An emerging deep learning model for predicting future fracture risk in patients with hip fractures — based upon digitally reconstructed X-rays from three-dimensional computed tomography (3D CT) hip scans — demonstrated higher area under the curves (AUCs) for two-, three- and five-year risk projections than multiple clinical models based on known risk factors.
For the retrospective study, recently published in Radiology, researchers reviewed data from 1,480 patients (mean age of 75.5) with a hip fracture who had a hip CT scan. Utilizing a training and validation dataset of 1,012 patients and a temporal test set comprised of 468 patients, the researchers compared the prognostic capacity of the aforementioned deep learning model to multiple imaging and clinical models.
In comparison to hip radiography in the test set, the study authors found that that the 2.5-dimensional ensemble model had a 12 percent higher concordance index (C-index) (73 percent vs. 61 percent), a nine percent higher three-year AUC (74 percent vs. 65 percent) and a 16 percent higher five-year AUC (73 percent vs. 57 percent) for predicting future fracture risk.
Here one can see an intertrochanteric fracture in a 76-year-old male patient via digitally reconstructed X-rays. Deep learning model prediction for subsequent fracture risk, as demonstrated by the gradient-weighted class activation maps, show the influence of the femur neck area (red). Predicted fracture risk for this patient was 10.8 percent at two years and 19.4 percent at five years. The patient had no subsequent fracture five years after the initial injury. (Images courtesy of Radiology.)
The deep learning model also demonstrated a higher C-index, two-year AUC (74 percent), three-year AUC and five-year AUCs than scout film from CT, frontal, axial and lateral digitally reconstructed radiographs (DRRs) and a 3D volume imaging model, according to test set data from the study.
The study authors also noted that 2.5-dimensional ensemble model outperformed the two- and three-year AUCs for multiple clinical models. They pointed out a 16 percent higher two-year AUC (74 percent) and a 10 percent higher three-year AUC (74 percent) for the deep learning model in comparison to a clinical model (58 percent and 64 percent respectively) that assessed 10 known clinical risk factors for fractures, including femoral neck BMD and hip fracture type.

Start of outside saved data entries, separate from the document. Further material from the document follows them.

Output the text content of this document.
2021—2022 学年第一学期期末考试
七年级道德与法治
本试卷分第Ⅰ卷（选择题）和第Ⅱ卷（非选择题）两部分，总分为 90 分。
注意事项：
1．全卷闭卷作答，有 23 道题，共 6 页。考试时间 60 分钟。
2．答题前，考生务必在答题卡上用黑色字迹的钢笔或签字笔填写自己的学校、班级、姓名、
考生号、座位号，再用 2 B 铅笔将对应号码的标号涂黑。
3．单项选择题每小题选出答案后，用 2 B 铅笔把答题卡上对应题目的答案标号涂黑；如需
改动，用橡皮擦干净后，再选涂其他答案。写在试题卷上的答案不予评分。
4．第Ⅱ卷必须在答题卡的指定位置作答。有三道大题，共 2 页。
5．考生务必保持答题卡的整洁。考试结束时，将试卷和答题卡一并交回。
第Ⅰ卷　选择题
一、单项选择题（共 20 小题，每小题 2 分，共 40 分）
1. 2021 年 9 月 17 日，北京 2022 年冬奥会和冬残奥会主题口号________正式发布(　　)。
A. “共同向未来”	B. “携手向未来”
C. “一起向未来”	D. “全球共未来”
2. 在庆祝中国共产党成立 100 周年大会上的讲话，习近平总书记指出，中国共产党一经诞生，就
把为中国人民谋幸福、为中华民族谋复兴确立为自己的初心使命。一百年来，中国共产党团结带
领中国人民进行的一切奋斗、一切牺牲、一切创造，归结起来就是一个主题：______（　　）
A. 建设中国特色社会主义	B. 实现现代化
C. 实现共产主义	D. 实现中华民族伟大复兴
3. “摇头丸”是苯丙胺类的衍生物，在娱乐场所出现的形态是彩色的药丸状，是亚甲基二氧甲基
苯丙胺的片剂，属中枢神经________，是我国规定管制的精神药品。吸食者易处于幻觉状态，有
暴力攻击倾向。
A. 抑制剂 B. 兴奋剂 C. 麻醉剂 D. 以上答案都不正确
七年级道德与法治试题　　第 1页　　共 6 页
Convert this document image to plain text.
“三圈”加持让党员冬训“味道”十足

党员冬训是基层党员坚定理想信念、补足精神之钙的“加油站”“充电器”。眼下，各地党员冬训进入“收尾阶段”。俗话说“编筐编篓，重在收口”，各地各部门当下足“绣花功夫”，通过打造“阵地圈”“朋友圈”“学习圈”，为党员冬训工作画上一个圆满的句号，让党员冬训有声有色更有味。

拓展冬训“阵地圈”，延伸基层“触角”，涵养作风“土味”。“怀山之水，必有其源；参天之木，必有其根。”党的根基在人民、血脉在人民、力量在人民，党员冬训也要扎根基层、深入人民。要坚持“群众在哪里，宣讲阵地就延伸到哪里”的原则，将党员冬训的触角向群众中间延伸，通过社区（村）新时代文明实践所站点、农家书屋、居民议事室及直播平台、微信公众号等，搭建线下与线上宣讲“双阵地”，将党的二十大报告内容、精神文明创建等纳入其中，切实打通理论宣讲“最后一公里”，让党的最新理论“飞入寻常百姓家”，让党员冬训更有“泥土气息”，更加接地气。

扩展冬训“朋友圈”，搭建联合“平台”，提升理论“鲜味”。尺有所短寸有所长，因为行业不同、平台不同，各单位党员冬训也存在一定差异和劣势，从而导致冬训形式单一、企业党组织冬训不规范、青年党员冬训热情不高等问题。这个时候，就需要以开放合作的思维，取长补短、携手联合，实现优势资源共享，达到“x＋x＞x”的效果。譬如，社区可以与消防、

“Developing a prediction model for short-term subsequent fracture risk is important because it would identify patients at the highest risk and aid in determining appropriate treatment strategies,” wrote lead study author Yisak Kim, M.S., who is affiliated with the Interdisciplinary Program in Bioengineering at the Seoul National University Graduate School and the Department of Radiology at the Seoul National University Hospital in Seoul, Korea, and colleagues.
Three Key Takeaways
- Improved predictive performance. The deep learning model, based on digitally reconstructed X-rays from 3D CT hip scans, outperformed multiple clinical models in predicting future fracture risk for hip fracture patients.
- Enhanced imaging model performance. When compared to traditional hip radiography, the 2.5-dimensional ensemble deep learning model consistently showed higher concordance index (C-index) and AUCs. Specifically, it exhibited a 12% higher C-index, a 9% higher three-year AUC, and a significant 16% higher five-year AUC for predicting future fracture risk. The deep learning model also outperformed scout film from CT, frontal, axial, and lateral digitally reconstructed radiographs (DRRs), and a 3D volume imaging model for predicting future fracture risk in hip fracture patients.
- Short-term subsequent fracture risk prediction. The deep learning model surpassed clinical models in predicting short-term subsequent fracture risk. In comparison to one clinical model that assessed 10 known risk factors, including femoral neck BMD and hip fracture type, the deep learning model demonstrated a 16% higher two-year AUC and a 10% higher three-year AUC, underscoring its potential in identifying patients at the highest risk and aiding in determining appropriate treatment strategies for patients with hip fractures.
Emphasizing that this is the first study to develop a prediction model for future fracture risk in hip fracture patients, the study authors noted that utilizing hip CT as a basis for the deep learning model was particularly beneficial.
“ … A model using images of various hip CT angles performed better compared with models with front cross-sectional images, such as anteroposterior radiographs, suggesting the potential use of the 2.5-dimensional model with other CT images,” noted Kim and colleagues.
(Editor’s note: For related content, see “AI Facilitates Nearly 83 Percent Improvement in Turnaround Time for Fracture X-Rays,” “OsteoSight Gets FDA Breakthrough Device Designation for Bone Mineral Density Assessment on X-Rays” and “Gleamer’s BoneView Gains FDA Clearance for AI-Powered Pediatric Fracture Detection.”)
In regard to study limitations, the authors noted the use of 3D hip CT may limit broader extrapolation of the study findings. While heat maps with the deep learning model primarily highlighted femur neck and shaft areas, the researchers conceded a widely varied focus area among patients in the cohort. They also acknowledged that excluding denosumab users from the training and validation set may have affected the performance of the deep learning model.